I suspect every solution you'll find which involves sending a single copy of the code will have a patched copy of llvm embedded in said install.exe, which ideally compiles the kernels to whatever is around locally at install time, but otherwise does so at application run time. It's not loads of fun deriving a program from llvm but it has been done a lot of times now.

3 comments

JonChesterfield

sorenjan 15 days ago

> Shipping compiled code works fine if you have a finite set of kernels. Just build everything for every target, gzip the result and send it out. People are a bit reluctant to do that because there are lots of copies of essentially the same information in the result.

That's kind of the point, you have to build everything for a lot of different targets. And what happens a year from now when the client have bought the latest GPU and wants to run the same program on that? Not having an intermediary compile target like RTX is a big downside, although I guess it didn't matter for Frontier.

I can't find any solution, AdaptiveCpp seems like the best option but they say Windows support is highly experimental because they depend on a patched llvm, and they only mention OpenMP and Cuda backends anyway.
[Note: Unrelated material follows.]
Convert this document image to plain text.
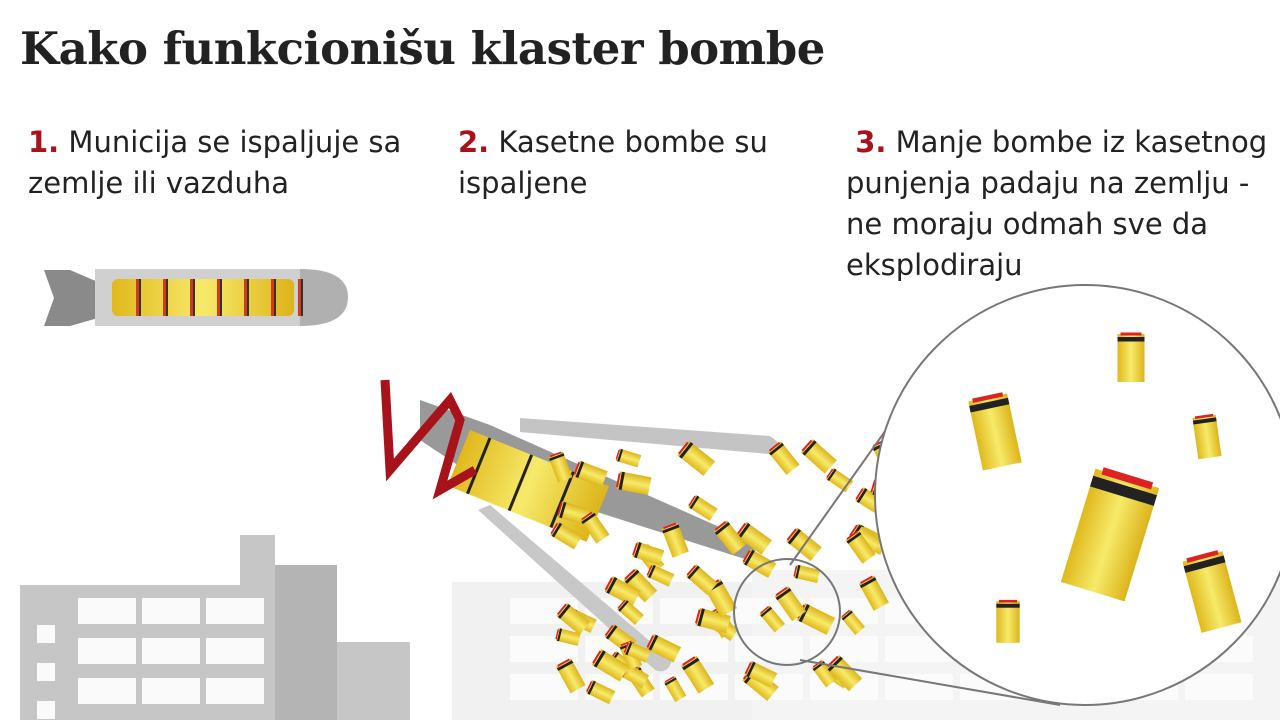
Kako funkcionišu klaster bombe
1. Municija se ispaljuje sa zemlje ili vazduha
2. Kasetne bombe su ispaljene
3. Manje bombe iz kasetnog punjenja padaju na zemlju - ne moraju odmah sve da eksplodiraju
Seems like Cuda is still the best Windows option.

JonChesterfield 15 days ago
There's a degree of moving the goalposts there.
Shipping some machine code today to run on a GPU released tomorrow doesn't work anywhere. Cuda looks like it does provided someone upgrades the cuda installation on the machine after the new GPU is released because the ptx is handled by the cuda runtime. HSAIL was meant to do that on amdgpu but people didn't like it.
That same trick would work on amdgpu - compile to spir-v, wait for a new GPU, upgrade the compiler on the local machine, now you can run that spir-v. The key part is the installing a new JIT which knows what the new hardware is, even if you're not willing to update the program itself. Except that compile to spir-v is slightly off in the weeds for compute kernels at present.
It's tempting to view that as a non-issue. If someone can upgrade the cuda install on the machine, they could upgrade whatever program was running on cuda as well. In practice this seems to annoy people though which is why there's a gradual move toward spir-v, or to shipping llvm IR and rolling the die on the auto-upgrade machinery handling it. Alternatively ship source code and compile it on site, that'll work for people who are willing to apt install a new clang even if they aren't willing to update your program.
- sorenjan 15 days ago
  
  > Cuda looks like it does
  And that's what matters. It might be seen like moving the goal posts by someone who knows how it works in the background and what kind of work is necessary to support the new architecture, but that's irrelevant to end users. Just like end users didn't care about "true" or "fake" dual cores.
  > If someone can upgrade the cuda install on the machine, they could upgrade whatever program was running on cuda as well.
  No, because that would mean that all GPGPU developers have to update their code to support the new hardware, instead of just the runtime taking care of it. I think you're more focused on HPC, data centers, and specialized software with active development and a small user base, but how would that work if I wanted to run a image processing program, video encoder, game, photogrammetry, etc, and the developer have lost interest in it years ago? Or if I have written some software and don't want to have to update it because there's a new GPU out? And isn't the cuda runtime installed by default when installing the driver, which auto updates?
  > there's a gradual move toward spir-v
  It was introduced 9 years ago, what's taking so long?
  > Alternatively ship source code and compile it on site, that'll work for people who are willing to apt install a new clang
  Doesn't seem to work well on Windows since you need to use a patched Clang, and some developers have a thing about shipping their source code.
  On the whole both the developer and the Windows user experience is still very unergonomic, and I really expected the field to have progressed further by now. Nvidia is rightly reaping the reward from their technical investments, but I still hope for a future where I can easily run the same code on any GPU. But I hoped for that 15 years ago.